Vocation or Vacation?
By Rhett Soveran • Apr 28th, 2008 • Category: Blogging
Do you ever hear someone say something that just knocks you on your ass? It happened to me last Friday. I was listening to the radio (CBC). There was a discussion about the ongoing problem of slavery. The fellow said that it was William Wilberforce’s challenge to make people believe/understand that slavery is wrong and it is our challenge to make people believe that it still exists (apparently it’s a 39 billion/year market). Anyway, the interviewer asked how this guy did it because his work to liberate/emancipate enslaved people requires his entire devotion. He replied by saying, something like, it’s the difference between vocation and vacation. For him, it was his vocation to work towards fighting slavery in all it’s current forms.

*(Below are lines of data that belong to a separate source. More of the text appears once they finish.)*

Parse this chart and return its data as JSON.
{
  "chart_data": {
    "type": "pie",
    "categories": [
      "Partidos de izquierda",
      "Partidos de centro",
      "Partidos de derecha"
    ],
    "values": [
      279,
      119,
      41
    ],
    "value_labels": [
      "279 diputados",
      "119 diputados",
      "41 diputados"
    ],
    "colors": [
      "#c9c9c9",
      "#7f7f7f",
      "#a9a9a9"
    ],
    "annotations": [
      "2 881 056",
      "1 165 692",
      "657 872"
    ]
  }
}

It wasn’t his 9-5 job where he saved up his time until he could go on a vacation. Vocation is sometimes connected to spirituality and the idea of a calling. However, I think it can be applied as a means of commitment, dedication and connection. And though I was sitting—I felt like I had been knocked over.
Also on Friday, Vivien and I were chatting on Skype. We were talking blogging-shop and we were both feeling frustrated, for different reasons, about the status and our approaches to blogging. We were both essentially wondering whether or not we should keep blogging. That’s not to say either of us are throwing in the towel. But to be honest with the fact that sometimes we (all) get frustrated by our success or movement or content or by the fact that CSS is freaking impossible to master by yourself (for me) and so on.
So what is blogging for me, for you—vocation or vacation? I can’t say what it is for you. And too often I have seen people tell others what it is for them or—worse—they tell others to just give up. Which reminded me of a quote from the movie The Wonder Boys (and this is a rare movie because it is much, much better than the book) that got me through a lot of doubt:
Nobody teaches a writer anything. You tell’em what you know. You tell’em to find their voice and stay with it. You tell the ones that have it to keep at it. You tell the ones that don’t have it to keep at it too because that’s the only way they’re gonna get to where they’re going.
Of course, it does help if you know where you wanna go. - The Wonder Boys
The reason that the idea of vocation or vacation knocked me back is because I lost focus and it grounded me. The reason I wanted to start Epiblogger was to bring the idea of vocation back into professional blogging (though I would never have been able to verbalize it like that before). I saw and continue to see real problems with the approaches of many professional bloggers—the disconnect between them and the readership and the quality of the content. I think I could say they were vacation-bloggers, instead of vocation-bloggers. However, I didn’t (foolishly) imagine that I could get caught up in the same patterns that must face daily. I am impervious to the temptation of money and easy-living. Here’s my confession of the day: In University I dealt with a lot of problems with severe anxiety and insomnia and on a few occasions, at 4AM, I signed up for those shows to learn how to get rich quick with real estate or whatever else (I never went, but I still get the mail-outs). I am not impervious and actually easily swayed by money.
I started to think of Epiblogger as work. I lost focus of why I was here. Epiblogger (and all my blogs) are/should be a vocational exercise. I recognize now that as I began to think of Epiblogger as work (a means for a vacation), the more negative my posts became, the more willing I was to give up on it and the less work I wanted to do. So I wrote posts that were easy, harsh and critical for all the wrong reasons. Plus, Epiblogger became a crummy vehicle to get my ultimate vacation. Because the money from the ads would get me a slurpee and (though slurpees are great) that’s no vacation. I needed to refocus. I need to ask the right questions.
I ask very specific questions in job interviews. I wonder if they seem unimportant to the interviewer. Usually, I like to ask if they have firewalls/proxies on their servers to block different websites. Do I need Facebook at work? No. Does it tell me something about how they view their employees and work? Definitely.
I want to be a vocational blogger. Not because I grew up dreaming of being a blogger or that my life revolves around it. However, I hope it is telling about who I am and who I want to be. Because I want to approach the things I do with a sense of vocation. I want to be committed, dedicated and connected not only to you and the content, but also to myself.
I submit to you, that if you want to go somewhere, you will get there faster when you have a sense of vocation.